Henrik Wann Jensen - Assoc. Professor, Computer Science and Engineering

Henrik Wann Jensen joined the UCSD faculty in July 2002 following three years as a research associate at Stanford University. Before Stanford, he was a post-doctoral researcher in the graphics group at MIT, and between 1996-98 a research scientist in industry working on visual effects software. He received his Ph.D. in Computer Science from the Technical University of Denmark in 1996.

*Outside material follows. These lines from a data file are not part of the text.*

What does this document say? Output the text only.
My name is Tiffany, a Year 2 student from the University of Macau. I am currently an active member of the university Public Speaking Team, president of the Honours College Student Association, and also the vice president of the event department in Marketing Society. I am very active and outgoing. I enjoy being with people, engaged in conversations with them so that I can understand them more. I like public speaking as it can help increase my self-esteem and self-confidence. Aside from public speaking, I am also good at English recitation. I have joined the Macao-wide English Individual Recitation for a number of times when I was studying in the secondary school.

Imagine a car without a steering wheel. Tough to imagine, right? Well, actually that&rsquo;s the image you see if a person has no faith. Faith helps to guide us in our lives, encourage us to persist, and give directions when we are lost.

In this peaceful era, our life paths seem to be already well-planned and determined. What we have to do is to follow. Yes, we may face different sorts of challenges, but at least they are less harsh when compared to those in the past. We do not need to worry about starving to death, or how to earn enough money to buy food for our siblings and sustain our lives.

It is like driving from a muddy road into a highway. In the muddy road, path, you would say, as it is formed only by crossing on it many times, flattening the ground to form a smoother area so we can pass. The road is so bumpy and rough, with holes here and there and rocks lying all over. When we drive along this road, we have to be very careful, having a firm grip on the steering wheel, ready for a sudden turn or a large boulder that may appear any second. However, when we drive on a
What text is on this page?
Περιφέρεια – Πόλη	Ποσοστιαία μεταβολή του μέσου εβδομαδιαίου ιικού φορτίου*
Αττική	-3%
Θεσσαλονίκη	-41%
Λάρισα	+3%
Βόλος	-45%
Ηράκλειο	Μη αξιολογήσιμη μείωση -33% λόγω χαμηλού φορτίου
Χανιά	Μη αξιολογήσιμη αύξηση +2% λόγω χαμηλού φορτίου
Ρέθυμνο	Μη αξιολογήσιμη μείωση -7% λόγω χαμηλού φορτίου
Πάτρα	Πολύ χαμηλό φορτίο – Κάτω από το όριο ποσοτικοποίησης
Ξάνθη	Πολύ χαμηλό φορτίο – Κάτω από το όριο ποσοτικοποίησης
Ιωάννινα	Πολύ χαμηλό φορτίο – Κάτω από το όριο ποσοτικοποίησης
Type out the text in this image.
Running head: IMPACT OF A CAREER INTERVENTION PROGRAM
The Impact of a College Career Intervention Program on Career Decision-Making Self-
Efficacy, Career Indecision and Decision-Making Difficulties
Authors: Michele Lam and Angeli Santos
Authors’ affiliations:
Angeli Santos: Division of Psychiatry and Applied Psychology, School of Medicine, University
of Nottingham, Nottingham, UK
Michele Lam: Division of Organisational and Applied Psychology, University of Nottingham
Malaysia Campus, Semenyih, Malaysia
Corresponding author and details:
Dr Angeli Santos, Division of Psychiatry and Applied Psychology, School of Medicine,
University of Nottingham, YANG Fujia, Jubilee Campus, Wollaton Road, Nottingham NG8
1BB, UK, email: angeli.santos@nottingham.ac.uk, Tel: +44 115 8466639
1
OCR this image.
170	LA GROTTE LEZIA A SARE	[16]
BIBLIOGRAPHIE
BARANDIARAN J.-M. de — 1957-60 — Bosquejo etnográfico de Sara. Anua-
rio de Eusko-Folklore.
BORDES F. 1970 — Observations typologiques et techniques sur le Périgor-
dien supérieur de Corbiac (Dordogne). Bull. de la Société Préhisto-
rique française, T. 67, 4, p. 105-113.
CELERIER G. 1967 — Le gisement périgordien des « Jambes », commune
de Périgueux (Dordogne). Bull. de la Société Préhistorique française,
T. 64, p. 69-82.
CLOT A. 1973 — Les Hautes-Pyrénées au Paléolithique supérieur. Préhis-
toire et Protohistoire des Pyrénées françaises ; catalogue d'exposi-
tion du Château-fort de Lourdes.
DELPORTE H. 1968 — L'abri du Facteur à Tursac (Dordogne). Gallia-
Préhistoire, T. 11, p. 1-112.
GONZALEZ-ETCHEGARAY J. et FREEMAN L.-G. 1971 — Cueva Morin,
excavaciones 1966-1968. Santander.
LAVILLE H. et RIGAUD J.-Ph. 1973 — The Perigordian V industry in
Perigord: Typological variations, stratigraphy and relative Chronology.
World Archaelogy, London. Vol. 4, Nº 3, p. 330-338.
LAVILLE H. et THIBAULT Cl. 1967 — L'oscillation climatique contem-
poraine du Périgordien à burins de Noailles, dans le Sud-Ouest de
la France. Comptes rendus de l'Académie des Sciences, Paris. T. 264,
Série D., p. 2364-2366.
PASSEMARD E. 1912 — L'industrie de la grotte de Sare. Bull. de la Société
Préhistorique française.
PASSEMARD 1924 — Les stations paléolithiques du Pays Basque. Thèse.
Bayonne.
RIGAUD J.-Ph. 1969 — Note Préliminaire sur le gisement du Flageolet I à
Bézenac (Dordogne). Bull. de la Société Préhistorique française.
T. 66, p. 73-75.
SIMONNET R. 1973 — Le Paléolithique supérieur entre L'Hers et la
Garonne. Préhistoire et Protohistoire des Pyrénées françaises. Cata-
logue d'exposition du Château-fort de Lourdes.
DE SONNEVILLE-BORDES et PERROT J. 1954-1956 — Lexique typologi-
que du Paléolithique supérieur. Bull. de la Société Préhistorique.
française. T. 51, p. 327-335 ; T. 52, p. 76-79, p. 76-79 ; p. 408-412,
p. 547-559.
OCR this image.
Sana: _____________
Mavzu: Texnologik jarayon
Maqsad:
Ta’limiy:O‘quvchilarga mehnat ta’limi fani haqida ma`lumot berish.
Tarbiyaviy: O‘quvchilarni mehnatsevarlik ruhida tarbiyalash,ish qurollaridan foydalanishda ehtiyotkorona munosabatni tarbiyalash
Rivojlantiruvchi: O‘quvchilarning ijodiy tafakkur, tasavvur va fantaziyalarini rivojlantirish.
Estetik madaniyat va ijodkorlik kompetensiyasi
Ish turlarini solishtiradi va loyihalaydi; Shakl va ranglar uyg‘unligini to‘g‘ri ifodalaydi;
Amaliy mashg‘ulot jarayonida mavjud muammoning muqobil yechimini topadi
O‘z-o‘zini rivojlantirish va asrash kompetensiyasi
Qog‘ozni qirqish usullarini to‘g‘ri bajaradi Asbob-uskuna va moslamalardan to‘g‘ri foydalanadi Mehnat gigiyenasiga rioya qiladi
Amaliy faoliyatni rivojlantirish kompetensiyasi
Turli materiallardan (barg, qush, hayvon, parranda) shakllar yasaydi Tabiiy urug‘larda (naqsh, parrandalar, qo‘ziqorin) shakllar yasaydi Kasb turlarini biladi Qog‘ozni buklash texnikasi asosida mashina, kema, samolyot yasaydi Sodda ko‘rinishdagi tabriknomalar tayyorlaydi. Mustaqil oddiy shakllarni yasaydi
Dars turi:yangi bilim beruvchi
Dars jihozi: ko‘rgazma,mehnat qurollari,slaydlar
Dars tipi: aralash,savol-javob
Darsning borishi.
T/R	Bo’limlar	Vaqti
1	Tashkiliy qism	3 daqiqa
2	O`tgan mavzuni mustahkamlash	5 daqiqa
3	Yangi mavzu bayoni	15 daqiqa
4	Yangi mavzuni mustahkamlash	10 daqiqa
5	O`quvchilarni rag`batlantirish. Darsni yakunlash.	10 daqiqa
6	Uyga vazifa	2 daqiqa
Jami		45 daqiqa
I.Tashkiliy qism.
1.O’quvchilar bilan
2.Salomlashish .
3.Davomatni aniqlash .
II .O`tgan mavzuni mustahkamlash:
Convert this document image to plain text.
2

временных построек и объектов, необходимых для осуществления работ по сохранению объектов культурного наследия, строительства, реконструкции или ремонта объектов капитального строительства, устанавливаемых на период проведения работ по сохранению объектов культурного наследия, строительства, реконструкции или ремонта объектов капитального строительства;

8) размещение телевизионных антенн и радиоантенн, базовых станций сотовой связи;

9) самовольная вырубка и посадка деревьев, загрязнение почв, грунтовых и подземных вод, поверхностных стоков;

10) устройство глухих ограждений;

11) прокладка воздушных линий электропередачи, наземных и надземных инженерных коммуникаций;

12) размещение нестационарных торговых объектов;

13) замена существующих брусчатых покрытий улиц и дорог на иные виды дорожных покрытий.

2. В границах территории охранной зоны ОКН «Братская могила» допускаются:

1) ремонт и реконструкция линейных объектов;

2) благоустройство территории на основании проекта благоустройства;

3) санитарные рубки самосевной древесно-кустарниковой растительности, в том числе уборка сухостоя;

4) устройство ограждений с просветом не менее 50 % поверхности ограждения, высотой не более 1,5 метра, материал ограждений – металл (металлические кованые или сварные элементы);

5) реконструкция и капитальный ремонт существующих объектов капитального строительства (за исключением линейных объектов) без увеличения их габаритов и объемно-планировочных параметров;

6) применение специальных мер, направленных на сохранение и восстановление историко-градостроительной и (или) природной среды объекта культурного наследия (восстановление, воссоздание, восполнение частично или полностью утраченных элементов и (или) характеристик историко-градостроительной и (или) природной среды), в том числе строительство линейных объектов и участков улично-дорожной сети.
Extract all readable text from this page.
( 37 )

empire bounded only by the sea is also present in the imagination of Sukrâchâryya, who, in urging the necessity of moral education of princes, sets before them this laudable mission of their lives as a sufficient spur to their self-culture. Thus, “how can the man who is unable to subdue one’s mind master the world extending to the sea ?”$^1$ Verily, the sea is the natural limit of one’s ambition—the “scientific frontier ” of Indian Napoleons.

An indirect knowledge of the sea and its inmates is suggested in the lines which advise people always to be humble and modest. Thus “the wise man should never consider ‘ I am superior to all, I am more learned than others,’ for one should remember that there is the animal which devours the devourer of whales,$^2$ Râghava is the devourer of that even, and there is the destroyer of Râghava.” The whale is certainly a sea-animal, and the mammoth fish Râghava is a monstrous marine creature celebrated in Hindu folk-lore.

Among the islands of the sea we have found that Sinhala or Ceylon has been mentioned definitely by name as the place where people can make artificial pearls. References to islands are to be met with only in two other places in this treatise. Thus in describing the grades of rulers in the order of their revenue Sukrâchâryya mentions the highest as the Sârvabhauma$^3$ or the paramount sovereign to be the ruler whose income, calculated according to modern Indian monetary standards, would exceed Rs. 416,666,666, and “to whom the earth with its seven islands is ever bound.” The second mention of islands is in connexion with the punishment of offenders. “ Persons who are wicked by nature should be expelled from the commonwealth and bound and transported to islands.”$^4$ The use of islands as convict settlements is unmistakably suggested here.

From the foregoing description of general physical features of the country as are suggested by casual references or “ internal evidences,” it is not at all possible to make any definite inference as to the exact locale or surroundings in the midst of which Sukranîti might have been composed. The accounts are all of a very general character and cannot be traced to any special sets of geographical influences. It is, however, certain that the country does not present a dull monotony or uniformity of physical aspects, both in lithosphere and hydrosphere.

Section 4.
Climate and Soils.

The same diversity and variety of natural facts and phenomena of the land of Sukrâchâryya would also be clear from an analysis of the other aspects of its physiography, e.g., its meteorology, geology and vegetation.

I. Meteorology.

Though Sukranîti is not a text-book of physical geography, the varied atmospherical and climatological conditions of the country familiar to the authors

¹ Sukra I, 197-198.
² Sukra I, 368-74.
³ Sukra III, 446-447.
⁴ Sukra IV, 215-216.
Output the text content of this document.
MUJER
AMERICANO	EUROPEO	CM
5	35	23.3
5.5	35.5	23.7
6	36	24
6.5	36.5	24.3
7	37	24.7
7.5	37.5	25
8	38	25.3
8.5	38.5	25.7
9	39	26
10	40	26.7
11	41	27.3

Richard Kaufmann - Distinguished Technologist, Hewlett Packard

Richard Kaufmann is a distinguished technologist at Hewlett Packard.  For the past ten years he has been working on large parallel scientific computers, e.g. the multi-TeraFLOP systems at the Pittsburgh Supercomputer Center and Los Alamos National Labs.  His particular focus is on processors, servers and interconnects used in scale-out systems.


Mark Overgaard - President, Pigeon Point Systems

Mark Overgaard founded Pigeon Point Systems (PPS) in 1997 to focus on products and services supporting the adoption of open modular platforms to replace proprietary architectures, with an initial focus on the telecommunications market and CompactPCI. He is a leader in the technical subcommittees of PICMG (including the management aspects of AdvancedTCA and the corresponding CompactTCA specification, now in development). The current PPS product focus is the IPM Sentry line of platform management components, including the first available AdvancedTCA shelf and board level management components. Previously Mark was VP, Engineering at Lynx Real-Time Systems (a Unix-compatible RTOS supplier) and TeleSoft (a major supplier of embedded development solutions for Ada). He earned an M.S. in Computer Science from UC San Diego and a B.S. in Physics from Geneva College.


Stefan Savage - Assistant Professor, Computer Science and Engineering

Stefan Savage joined the Jacobs School Computer Science and Engineering faculty in January 2001. He received his PhD from the University of Washington where he focused both on network protocol design and operating system structuring. He was a co-founder of Seattle-based startup Asta Networks, which specialized in denial-of-service defense and he continues to provide guidance to the public and private sectors relating to Internet security. His current interests include automated network defenses, adaptive Internet distributed storage systems and self-configuring 802.11-based wireless access networks.


Keith Shillington - Co-Owner, E Street Café, Encinitas, California

Coming Soon!


Roger Sumner - President, Beach Software Designs, Inc.

Coming Soon!


John Vanzandt, Ph.D. - President, CEO Consultancy, Inc.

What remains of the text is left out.